La Corte Nacional Electoral (CNE), otrora una de las instituciones más respetadas del país, está en crisis. Lo dice claramente uno de sus vocales, Jerónimo Pinheiro, en una reveladora entrevista que hoy publica La Razón, en la que advierte que esta situación podría ser irreversible debido a la presencia de sus colegas José Luis Exeni y Amalia Oporto.
Este punto crítico encuentra a una CNE devaluada y sin un mínimo de autoridad sobre al menos cuatro de sus departamentales, las de Santa Cruz, Beni, Tarija y Pando. Y no es casualidad que las observaciones a la CNE, pero especialmente a su presidente, José Luis Exeni, surjan desde regiones contrarias a la línea política del Gobierno.

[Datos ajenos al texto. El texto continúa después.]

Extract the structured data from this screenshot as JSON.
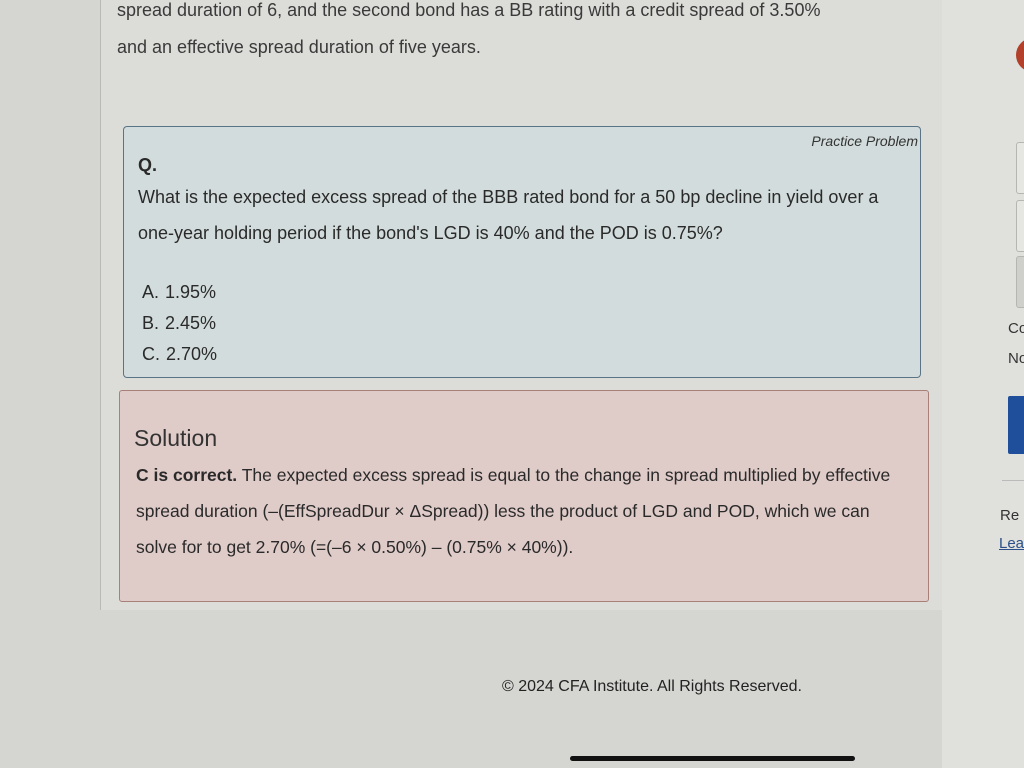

Esas cortes manifestaron en su momento su rechazo al nombramiento de Exeni, que se concretó por una decisión directa del presidente Evo Morales.
Para tal objeción se ha esgrimido un argumento fundamental: que Exeni tenía una afinidad política con el MAS. Poco tiempo antes de que asumiera la presidencia de la CNE, él firmó un artículo en el que señala que “...el avance (de la Constitución oficialista) más relevante radica en el reconocimiento de la democracia comunitaria”. Y, en un artículo anexo, aplaude que la nueva Constitución del MAS “...constitucionaliza los principios de veracidad y responsabilidad en la información. Tremendo logro, compatriotas. Habremos de celebrarlo”. Estas opiniones de Exeni fueron publicadas en el periódico La Prensa el 9 de diciembre del 2007, mientras el MAS aprobaba su proyecto de Constitución en Oruro.
La opinión de un comunicador es absolutamente libre; mas, ese ejercicio de la libertad de expresión a veces delata inclinaciones políticas, como en el caso de Exeni. El vocal Pinheiro no sólo confirma este vínculo con el MAS, sino que denuncia que sus colegas habrían recibido presiones del Gobierno, una “injerencia (que) se ha demostrado desde el momento en que entró Exeni”.
Exeni, recurriendo al argumento de que las consultas autonómicas son ilegales, ha intentado frenar el referéndum de Santa Cruz, pero fracasó. Ahora, pretende hacer lo mismo con Beni, Pando y Tarija, pese a que Pinheiro reconoce hoy a La Razón que “el Tribunal (Constitucional) debía ser el responsable de verificar si eran legales o inconstitucionales los referendos en los cuatro departamentos”, no la CNE.
Las actuaciones de Exeni, supuestamente a favor de la legalidad pero en contra de la legitimidad alcanzada en los departamentos autonomistas, profundizaron la susceptibilidad que su asunción despertó en una parte del país. Pero, quizá lo más grave de todo es que esa conflictiva relación ha puesto en peligro el proceso democrático y derivado en un resquebrajamiento de la CNE, según la evaluación de Pinheiro, quien afirma que esto no había ocurrido en los últimos 25 años.
El descrédito institucional y la pérdida de confianza de la población son notorios. “Creo que ahora no es confiable la Corte Nacional Electoral”, admite Pinheiro a La Razón.
Evidentemente, el país se había acostumbrado a tener de presidentes de la CNE a personalidades que siempre estuvieron apartadas de cualquier duda en cuanto a su imparcialidad política. Hoy, al parecer, la situación no es la misma.